- Born: May 30, 1987 (age 39) Fremont, California, U.S.
- Known for: Sprig, Udemy, Lyft
- Website: https://www.gaganbiyani.com

= Gagan Biyani =

American businessman

Gagan Biyani (born May 30, 1987) is an American of Indian descent serial entrepreneur, marketer, and journalist.

== Life and career ==
Biyani was born to Indian parents in Fremont, California.

=== Early career ===
Biyani attended the University of California, Berkeley, and received a bachelor's degree in Economics. He began his career working at Accenture before transitioning into technology entrepreneurship and journalism. As a journalist, he covered mobile applications and technology at TechCrunch. While there, he wrote a number of investigative journalism pieces, including one about a PR firm that was writing fake reviews on the App Store. He broke the story in TechCrunch. According to The New York Times, the findings led to an FTC investigation and Biyani's findings were quoted by the FTC's official documents.

=== Udemy ===

In 2009, Biyani co-founded Udemy, one of the first MOOC platforms. Courses are offered across a breadth of categories, including business and entrepreneurship, academics, the arts, health and fitness, language, music, and technology. Most classes are in practical subjects such as Excel software or using an iPhone camera.

At Udemy, Biyani focused mainly on marketing, instructor acquisition, investor relations, finance, business development, and public relations. As of 2018, the company claims to have over 24 million students and offers more than 80,000 courses from thousands of teachers. As of 2019, Alexa counts Udemy among top 500 most-visited websites.

===Lyft===
After Udemy, Biyani spent six months as a Growth Advisor at Lyft. He soon left Lyft in 2013 to begin new ventures.

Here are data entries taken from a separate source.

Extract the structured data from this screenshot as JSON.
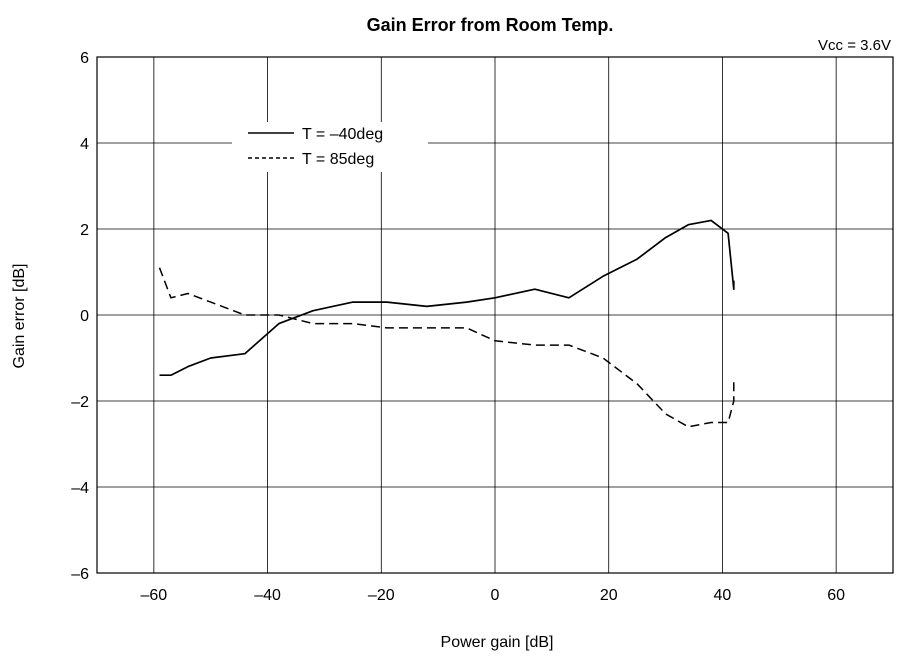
{
  "chart_data": {
    "type": "line",
    "title": "Gain Error from Room Temp.",
    "annotation": "Vcc = 3.6V",
    "xlabel": "Power gain [dB]",
    "ylabel": "Gain error [dB]",
    "xlim": [
      -70,
      70
    ],
    "ylim": [
      -6,
      6
    ],
    "xticks": [
      -60,
      -40,
      -20,
      0,
      20,
      40,
      60
    ],
    "yticks": [
      -6,
      -4,
      -2,
      0,
      2,
      4,
      6
    ],
    "xtick_labels": [
      "–60",
      "–40",
      "–20",
      "0",
      "20",
      "40",
      "60"
    ],
    "ytick_labels": [
      "–6",
      "–4",
      "–2",
      "0",
      "2",
      "4",
      "6"
    ],
    "grid": true,
    "legend_position": "top-left",
    "series": [
      {
        "name": "T = –40deg",
        "style": "solid",
        "color": "#000000",
        "x": [
          -59,
          -57,
          -54,
          -50,
          -44,
          -38,
          -32,
          -25,
          -19,
          -12,
          -5,
          0,
          7,
          13,
          19,
          25,
          30,
          34,
          38,
          41,
          42,
          42
        ],
        "y": [
          -1.4,
          -1.4,
          -1.2,
          -1.0,
          -0.9,
          -0.2,
          0.1,
          0.3,
          0.3,
          0.2,
          0.3,
          0.4,
          0.6,
          0.4,
          0.9,
          1.3,
          1.8,
          2.1,
          2.2,
          1.9,
          0.6,
          0.8
        ]
      },
      {
        "name": "T = 85deg",
        "style": "dashed",
        "color": "#000000",
        "x": [
          -59,
          -57,
          -54,
          -50,
          -44,
          -38,
          -32,
          -25,
          -19,
          -12,
          -5,
          0,
          7,
          13,
          19,
          25,
          30,
          34,
          38,
          41,
          42,
          42
        ],
        "y": [
          1.1,
          0.4,
          0.5,
          0.3,
          0.0,
          0.0,
          -0.2,
          -0.2,
          -0.3,
          -0.3,
          -0.3,
          -0.6,
          -0.7,
          -0.7,
          -1.0,
          -1.6,
          -2.3,
          -2.6,
          -2.5,
          -2.5,
          -2.0,
          -1.5
        ]
      }
    ]
  }
}
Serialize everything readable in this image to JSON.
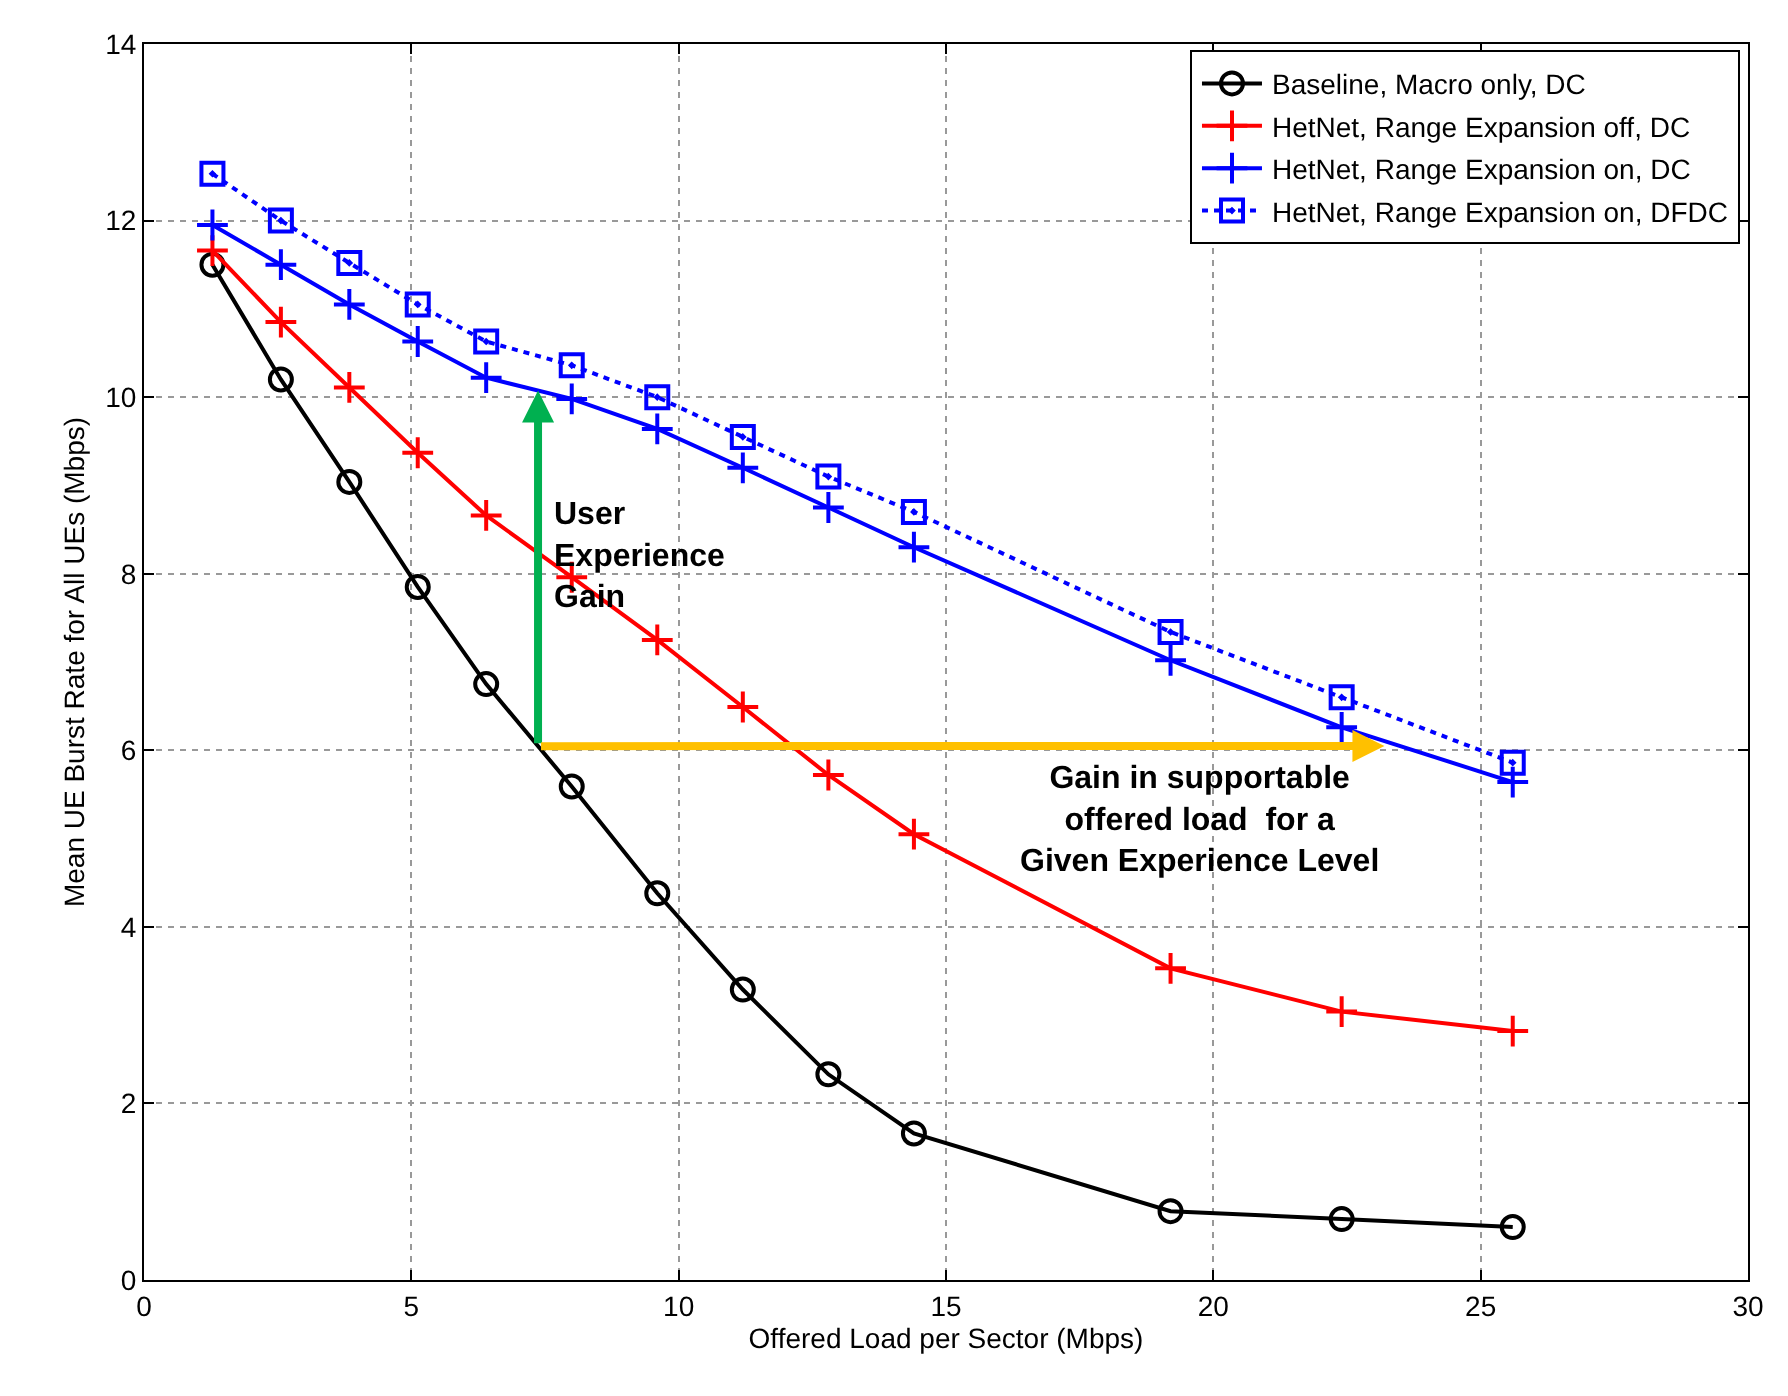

===Growth Hackers Conference===
Biyani founded the Growth Hackers Conference in 2013. The event was in San Francisco and featured a number of well-known growth hackers, including Chamath Palihapitiya, Sean Ellis, Keith Rabois, and others.

=== Sprig ===
While at Lyft, Gagan came up with the idea for Sprig. While speaking with friends, he came up with the idea to start a food delivery service. He left Lyft in 2013 to begin the venture into healthy home-cooked food. He partnered with a number of chefs, including Nate Keller, a former Executive Chef at Google's headquarters, and Michelin-starred chef Kyle Connaughton, who served as culinary advisor.

The concept for Sprig was to provide home cooked food via delivery. The startup claimed to allow users to order a “balanced meal”, which was prepared in Sprig's industrial kitchen and delivered in 15–20 minutes. Sprig's chef was Nate Keller, Google's former executive chef.

In March 2014, Sprig raised $10 million in Series A funding from Greylock Partners with Battery Ventures and Accel participating. As part of the funding, Greylock partner Simon Rothman joined Sprig's board. A year later, the company announced it had raised $45 million via its Series B funding round.

In 2016, Biyani and his co-founder Neeraj Berry were named by Forbes in its 30 Under 30 list for Consumer Tech entrepreneurs. Gagan was also part of the Fast Companys Most Creative People list around the same time.

Sprig raised a total of $57 million and had over 1,300 employees at its peak, but announced in late 2017 that it would no longer be operational. In his closing e-mail, Biyani cited challenges in the complexity of the operations as reasons for the closure. According to Biyani's Twitter story about Sprig, one of the causes of Sprig's failure was the rise of Uber Eats. According to TechCrunch, a number of other startups in the same industry also closed in 2017, including venture-backed SpoonRocket and Maple.